А на поэта тем временем надвигался очередной суд — работало “дело” по обвинению в оскорблении дипкурьера. Поэт бросился к Луначарскому, который позднее рассказывал, как Есенин умолял, чтобы его выручили. Подано это было так, что кончался человек от запоев. А Есенин просил конкретной помощи в избавлении от судебного разбирательства.
В результате народному судье Липкину было отправлено два письма. Одно за подписью Луначарского, который отмечал, что “Есенин… больной человек. Он пьет, а пьяный перестает быть вменяемым… Устраивать из-за ругани в пьяном виде, в котором он очень раскаивается, скандальный процесс крупному советскому писателю не стоит”.
Второе письмо написал Вардин, отметив, что Есенин “находится под наблюдением Кремлевской больницы” и на днях был обследован.
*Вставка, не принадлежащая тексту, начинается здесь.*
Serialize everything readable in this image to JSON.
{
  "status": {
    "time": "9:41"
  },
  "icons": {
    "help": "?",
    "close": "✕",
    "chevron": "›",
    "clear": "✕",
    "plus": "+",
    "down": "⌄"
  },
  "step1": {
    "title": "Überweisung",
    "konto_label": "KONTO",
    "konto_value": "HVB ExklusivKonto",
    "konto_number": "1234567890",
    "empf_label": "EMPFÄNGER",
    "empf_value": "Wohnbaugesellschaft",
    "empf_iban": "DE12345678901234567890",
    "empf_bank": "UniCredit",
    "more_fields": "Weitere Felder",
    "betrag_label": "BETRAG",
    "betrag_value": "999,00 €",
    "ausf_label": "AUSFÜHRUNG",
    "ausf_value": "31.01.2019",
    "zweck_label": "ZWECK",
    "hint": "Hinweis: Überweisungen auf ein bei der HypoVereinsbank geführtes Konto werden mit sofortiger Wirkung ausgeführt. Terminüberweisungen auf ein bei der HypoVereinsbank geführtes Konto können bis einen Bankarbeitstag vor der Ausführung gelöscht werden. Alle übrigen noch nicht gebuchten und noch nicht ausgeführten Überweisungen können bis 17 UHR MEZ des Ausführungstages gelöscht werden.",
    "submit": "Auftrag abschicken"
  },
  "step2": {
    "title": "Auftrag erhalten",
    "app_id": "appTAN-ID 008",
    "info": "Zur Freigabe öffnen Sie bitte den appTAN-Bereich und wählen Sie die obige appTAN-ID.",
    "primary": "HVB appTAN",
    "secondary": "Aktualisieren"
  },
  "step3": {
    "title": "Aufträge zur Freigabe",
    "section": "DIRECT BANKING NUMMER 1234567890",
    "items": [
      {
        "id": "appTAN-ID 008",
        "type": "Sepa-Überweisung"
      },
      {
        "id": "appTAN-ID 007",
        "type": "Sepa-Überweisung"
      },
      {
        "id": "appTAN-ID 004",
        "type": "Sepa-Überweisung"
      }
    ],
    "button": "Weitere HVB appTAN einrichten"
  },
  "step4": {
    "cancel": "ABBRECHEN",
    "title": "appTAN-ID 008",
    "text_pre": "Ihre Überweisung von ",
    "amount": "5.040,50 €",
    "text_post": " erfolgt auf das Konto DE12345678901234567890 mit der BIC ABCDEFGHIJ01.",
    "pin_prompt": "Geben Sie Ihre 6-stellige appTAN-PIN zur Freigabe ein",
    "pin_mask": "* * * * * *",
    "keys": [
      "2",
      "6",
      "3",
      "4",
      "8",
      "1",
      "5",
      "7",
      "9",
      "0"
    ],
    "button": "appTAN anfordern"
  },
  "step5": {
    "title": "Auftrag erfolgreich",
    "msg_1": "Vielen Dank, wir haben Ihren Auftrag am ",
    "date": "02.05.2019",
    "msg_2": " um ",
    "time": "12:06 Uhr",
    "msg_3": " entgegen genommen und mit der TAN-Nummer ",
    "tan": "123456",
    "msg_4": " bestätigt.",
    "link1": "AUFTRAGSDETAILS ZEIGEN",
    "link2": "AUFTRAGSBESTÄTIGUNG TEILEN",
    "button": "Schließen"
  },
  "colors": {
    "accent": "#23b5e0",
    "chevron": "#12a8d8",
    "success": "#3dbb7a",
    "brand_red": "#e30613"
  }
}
Поэт в это время сидел в квартире Толстой, дописывая “Черного человека”. Вардин аргументировал свое письмо с политической точки зрения: “…Подчеркиваю, что антисоветские круги, прежде всего, эмигранты, в полной мере используют суд над Есениным в своих политических целях”.
Ходатайства успеха не имели. Дело закрыто не было, и каждый день приходили повестки в милицию. Есенин к этому времени уже несколько раз то соглашался ехать за границу на лечение, то снова отказывался. Но тут махнул на все рукой, согласился на уговоры сестры Екатерины и лег в психиатрическую клинику профессора Ганнушкина.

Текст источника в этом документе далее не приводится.